Raw images, microscopy, data and visualizations from various types of simulations are organized on a branching tree and all facets can be shared, viewed and downloaded. This lets scientists work from one another’s basic research and avoid duplication.
“If I’m spending money creating these images for research, why not spend it on something that hasn’t been imaged,” Prodanović said. “If it’s supported by a federal grant, we all should share the data.”
The team recently launched a set of tools that facilitate common data analysis practices, such as visualizing raw data or running simulations with different parameters. These types of analyses often can’t be accomplished on a single computer in a lab, or even on a small university cluster. For that reason, the portal is connected to the Maverick supercomputer at TACC, which contains NVIDIA GPUs for remote visualization and data analytics. This allows researchers to run complex, high-resolution analyses, even if they are not computational experts.
They have also developed tools to encourage researchers to self-publish their datasets. As they go through the publication process, the system makes sure that data renders correctly, that datasets are complete and that the documentation is correct and spell-checked. Importantly, it also assign Digital Object Identifiers (DOIs) to each dataset, helping to legitimize the idea that data is a product in and of itself that should be shared freely.

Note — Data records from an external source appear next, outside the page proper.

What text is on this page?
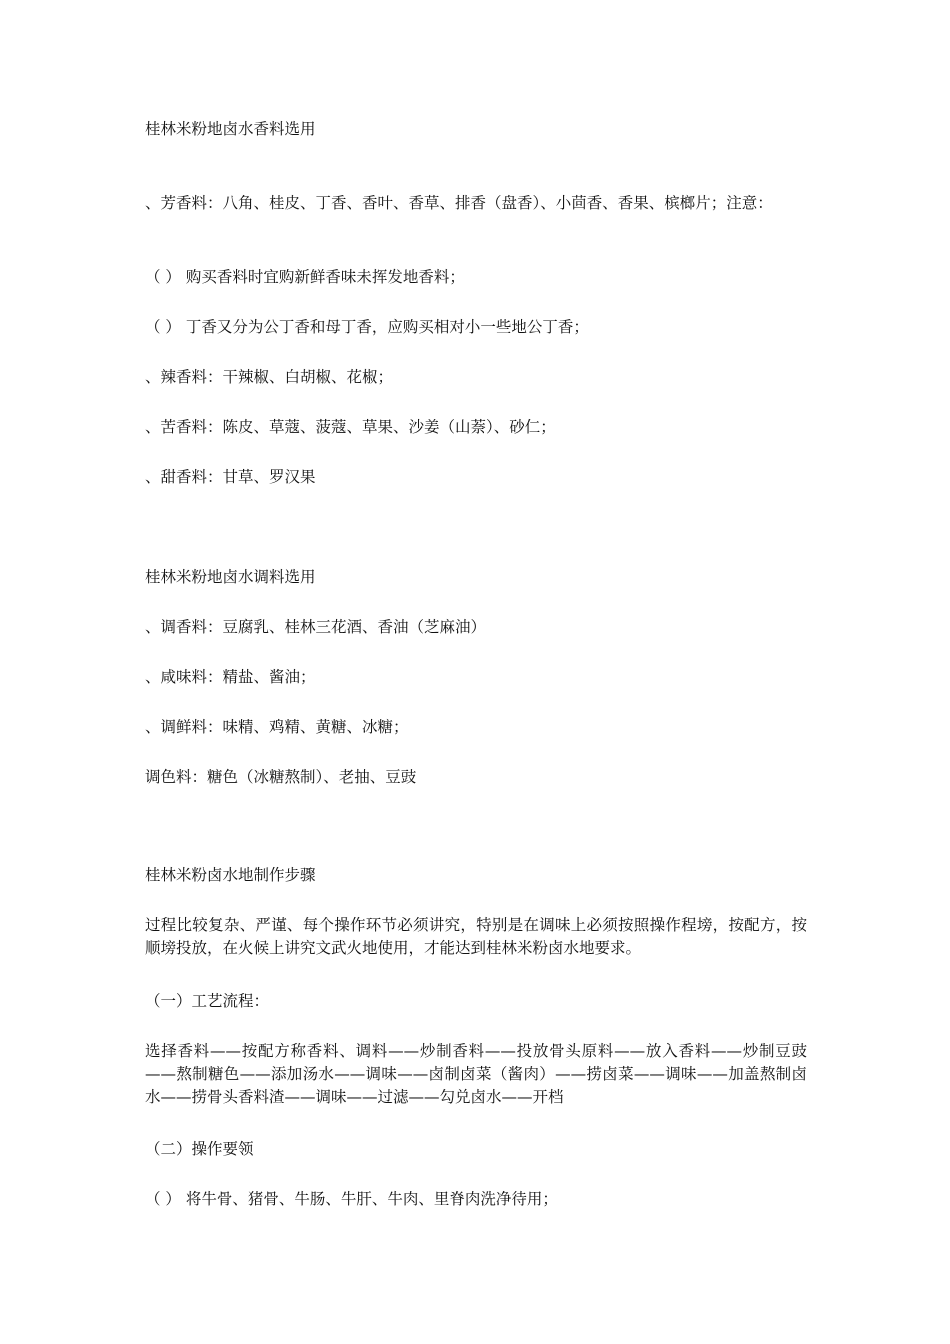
桂林米粉地卤水香料选用
、芳香料：八角、桂皮、丁香、香叶、香草、排香（盘香）、小茴香、香果、槟榔片；注意：
（ ） 购买香料时宜购新鲜香味未挥发地香料；
（ ） 丁香又分为公丁香和母丁香，应购买相对小一些地公丁香；
、辣香料：干辣椒、白胡椒、花椒；
、苦香料：陈皮、草蔻、菠蔻、草果、沙姜（山萘）、砂仁；
、甜香料：甘草、罗汉果
桂林米粉地卤水调料选用
、调香料：豆腐乳、桂林三花酒、香油（芝麻油）
、咸味料：精盐、酱油；
、调鲜料：味精、鸡精、黄糖、冰糖；
调色料：糖色（冰糖熬制）、老抽、豆豉
桂林米粉卤水地制作步骤
过程比较复杂、严谨、每个操作环节必须讲究，特别是在调味上必须按照操作程塝，按配方，按顺塝投放，在火候上讲究文武火地使用，才能达到桂林米粉卤水地要求。
（一）工艺流程：
选择香料——按配方称香料、调料——炒制香料——投放骨头原料——放入香料——炒制豆豉——熬制糖色——添加汤水——调味——卤制卤菜（酱肉）——捞卤菜——调味——加盖熬制卤水——捞骨头香料渣——调味——过滤——勾兑卤水——开档
（二）操作要领
（ ） 将牛骨、猪骨、牛肠、牛肝、牛肉、里脊肉洗净待用；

“It’s hard to publish accurate, clear datasets,” Esteva said. “Based on this conclusion, we developed a publication pipeline to help researchers publish with confidence and be more productive.”
Another much-appreciated feature of the portal: automatically-generated thumbnail visualizations of each project, which appear on the Portal’s homepage. These let researchers quickly see the types of work their peers are doing, simplifying the task of finding relevant research.
Said Prodanović: “While we have plenty of work to do to build a lasting digital rock physics infrastructure that will enable us to integrate rock information over a range of scales, it is an exciting time — and the right time — to launch the Portal, as all of the essential data and simulation resources and components are in place.”